I've posted on crime forums for over four years, following several high profile cases. This is the second trial that I've actually had the opportunity to attend and write about, and the first time where I've written in a blog format. I know there have been other posters on the Court TV message boards who have attended a high profile trial in their area and posted about it, but today was the first time that I had ever heard of any negative consequences stemming from their trial coverage.
Recently, an article by Rick Malwitz came out in the Home News Tribune Online, about a Court TV poster, SummerMadness (a trial watcher just like me) who attended the Melanie McGuire murder trial, and wrote about what she observed in the courtroom, including the jury box. According to Malwitz, there is an "imaginary line" that professional journalists never cross (that supposedly SummerMadness did), and that is describing jury behavior. Evidently, the defense in that case tried to use her writings as a motion for a new trial. Judge Frederick DeVesa denied the motion. Malwitz wrote in his article that SummerMadness lacked an editor (I'm guessing to "guide her" on not crossing that "imaginary line") and didn't use a spellchecker since she misspelled the word "testosterone." For the record, SummerMadness was writing on an internet crime form, and not a "blog" as he labeled her writing in his article. Maybe this picky journalist could use a fact checker at his office, since blogs and crime forums are two totally different mediums. And regarding that "invisible line" he says exists for MSM, I didn't see anything in her posting that was any different than what the talking heads were saying on national television. I believe since SummerMadness wasn't a part of the MSM, she was an easy target for the defense in that case, and for Malwitz to criticize as well.
Another Court TV member told me that a trial watcher who was writing about the Susan Polk murder trial, was somehow identified by Susan Polk, forced to stand up in open court, and, I'm assuming, identify herself. (I don't know if the poster had to state their name for the court or not, but from what I understand it wasn't a pleasant experience for that trial watcher.)
At the Blake trial I covered, Pat Kelly, one of the court's media liaison officers took my name, and the web address of the forum I was posting on at the time. Many of the same officers I got to know at the Blake trial are in the courtroom gallery daily. In thinking about what happened to the poster at the Susan Polk trial, I can just imagine the laughter that would most definitely erupt in this courtroom if I was forced to stand up and identify myself.
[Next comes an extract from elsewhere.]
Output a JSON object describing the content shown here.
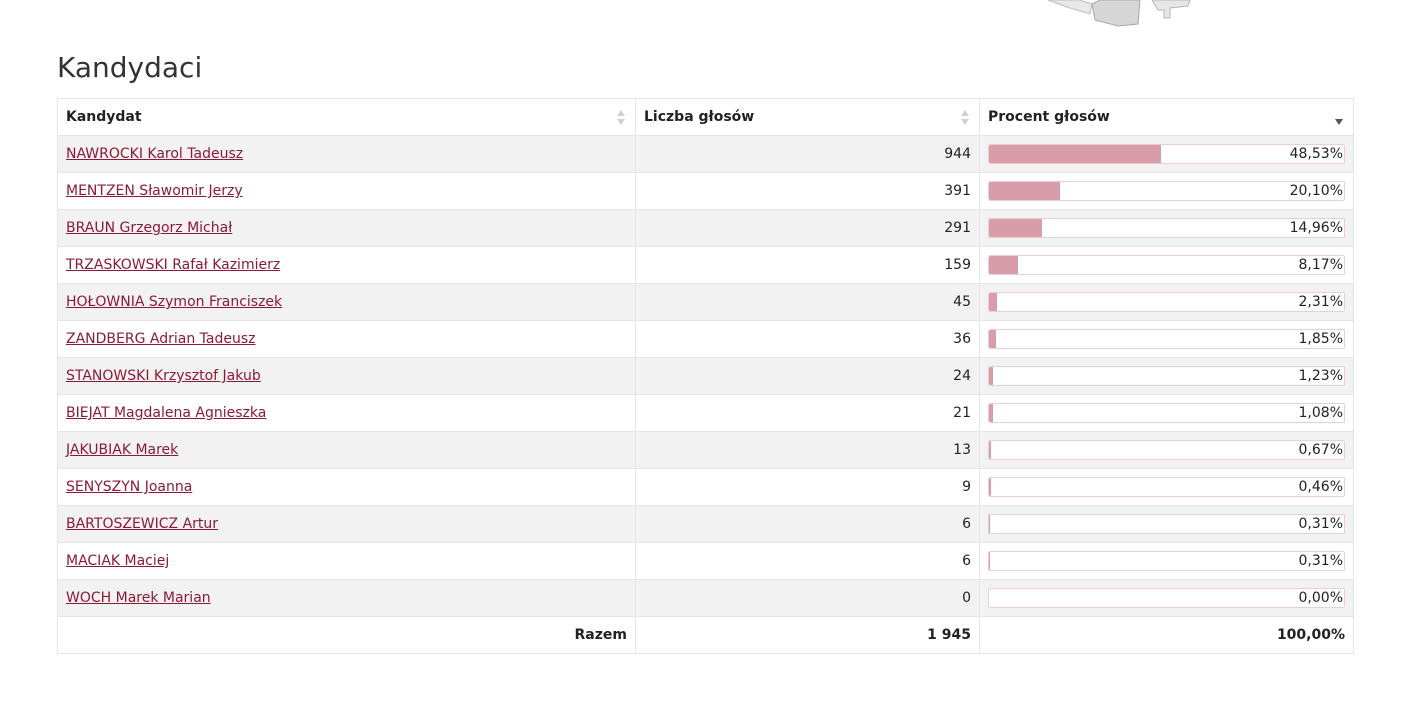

Your Honor, my name really is, Betsy Ross. I don't think it could get any funnier.
Incidentally, I checked with my attorney, to see if they thought anything I was writing concerning the jurors could become a problem. They were pretty certain that everything I am saying was totally legal to do. Regardless, they did say, that they would check with their cousin, a Superior Court Judge in a neighboring county, for another opinion.
UPDATE: 6-23-07, 8:45 am.
I knew in my gut that Malwitz's "imaginary line" pretty much resided in his own imagination, and I didn't have to go far to prove it. Below is an entry posted April 25th, by the very professional Harriet Ryan, who is in the courtroom covering the trial via the Court TV blog.
- When prosecutor Jackson resumed his opening after the lunch break, he made a joke about jurors who ate turkey sandwiches falling asleep. So far, it seems like he was worrying needlessly. The nine men and three women appear to be intensely interested in what he has to say. One panelist, Juror No. 4, is literally on the edge of his seat. He's leaning forward and staring hard at whatever Jackson puts on the screen, even enlarged photos of blood spatter, which is what Jackson’s talking about now. His jury box neighbor, Juror No. 6, is also riveted. She's the one whose estranged husband was convicted of murder. She has her eyes fixed on the prosecutor and smiles every time he cracks a joke.
Meet the jury. -- Harriet RyanPosted at 5:22 PM
A few things to point out. SummerMadness, in her coverage of the Melaine McGuire trial, did not write anything different about juror behavior than Ms. Ryan did. And in fact, Ms. Ryan's blog entry has the number wrong of the woman juror. It should be #5 instead of #6. And, if you check out the link in Harriet Ryan's blog, "meet the jury," you will read a weath of information about the jurors gleaned from their very detailed jury questionaires.
The truth of the matter is, regular individuals, trial watchers just like SummerMadness and myself, can and do cover high profile trials with the same ethics of keeping the identity of the jury anonymous. Whether the MSM will ever acknowledge that is another issue entirely.